Evaluating Agents with LangSmith: A Complete Guide
Why "it worked when I tried it" is not evaluation, and how to measure agents properly with tracing, datasets, evaluators, and experiments
You cannot improve an agent you cannot measure, and "it worked when I tried it" is not measurement. It is the most common way teams fool themselves. You build an agent, run it on three prompts you made up, it looks great, you ship it, and then real users find the dozen cases you never thought to try. This post is about closing that gap with LangSmith: tracing what your agent does, building datasets of cases that matter, scoring them automatically, and tracking whether each change actually makes things better.
This is the fifth post in the series. We have built agents, made retrieval agentic, given them tools, and shipped MCP servers. Now we make sure all of it actually works, and keeps working.
Why agents are genuinely hard to evaluate#
Normal software is easy to test: same input, same output, assert equality. Agents break every part of that.
They are non-deterministic. Run the same prompt twice and you can get two different answers, both valid. Exact-match assertions are useless.
There is rarely one right answer. "Summarise this" or "plan my trip" has a range of good responses and a range of bad ones, and the line between them is fuzzy.
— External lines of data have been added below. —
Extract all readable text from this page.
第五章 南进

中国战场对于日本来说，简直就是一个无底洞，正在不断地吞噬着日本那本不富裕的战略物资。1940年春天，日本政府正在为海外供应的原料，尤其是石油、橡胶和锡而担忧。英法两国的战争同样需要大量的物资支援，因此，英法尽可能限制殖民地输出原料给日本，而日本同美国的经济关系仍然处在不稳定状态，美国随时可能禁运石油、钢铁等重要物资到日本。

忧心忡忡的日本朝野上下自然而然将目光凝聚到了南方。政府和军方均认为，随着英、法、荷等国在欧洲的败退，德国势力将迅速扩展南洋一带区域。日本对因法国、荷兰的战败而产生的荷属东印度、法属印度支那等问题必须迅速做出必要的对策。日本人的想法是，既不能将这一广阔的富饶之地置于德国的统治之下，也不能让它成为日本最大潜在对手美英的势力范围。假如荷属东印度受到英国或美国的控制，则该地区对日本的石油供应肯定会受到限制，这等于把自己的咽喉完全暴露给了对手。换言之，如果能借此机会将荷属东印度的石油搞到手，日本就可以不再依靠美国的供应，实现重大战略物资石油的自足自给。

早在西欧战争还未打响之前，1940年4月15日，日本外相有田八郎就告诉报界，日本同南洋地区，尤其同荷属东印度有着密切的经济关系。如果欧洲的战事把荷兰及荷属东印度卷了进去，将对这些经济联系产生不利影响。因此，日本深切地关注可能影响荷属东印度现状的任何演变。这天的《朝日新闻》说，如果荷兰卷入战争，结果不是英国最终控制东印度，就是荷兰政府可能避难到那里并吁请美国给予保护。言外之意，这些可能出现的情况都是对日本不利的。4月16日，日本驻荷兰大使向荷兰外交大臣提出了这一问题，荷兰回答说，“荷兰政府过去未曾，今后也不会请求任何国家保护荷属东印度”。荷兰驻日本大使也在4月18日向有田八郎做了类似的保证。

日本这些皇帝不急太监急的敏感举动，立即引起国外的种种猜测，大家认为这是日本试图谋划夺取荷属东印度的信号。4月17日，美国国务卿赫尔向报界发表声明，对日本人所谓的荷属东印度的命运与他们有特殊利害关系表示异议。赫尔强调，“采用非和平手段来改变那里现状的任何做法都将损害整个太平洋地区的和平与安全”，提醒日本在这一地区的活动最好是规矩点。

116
They are multi-step. An agent does not just produce an answer, it takes a path: which tools it called, in what order, with what arguments. The final answer can be right for the wrong reasons, or wrong because one step in the middle failed.
So evaluating an agent is not "did it return the expected string." It is "was the answer good, and did it get there sensibly," asked across enough cases to actually trust. That is the problem LangSmith is built for.
What LangSmith actually is#
LangSmith is an observability and evaluation platform for LLM apps. Strip away the marketing and it is four things that work together:
Tracing records every run of your app in detail: each model call, each tool call, the inputs, the outputs, the timing. This is your x-ray view of what the agent actually did.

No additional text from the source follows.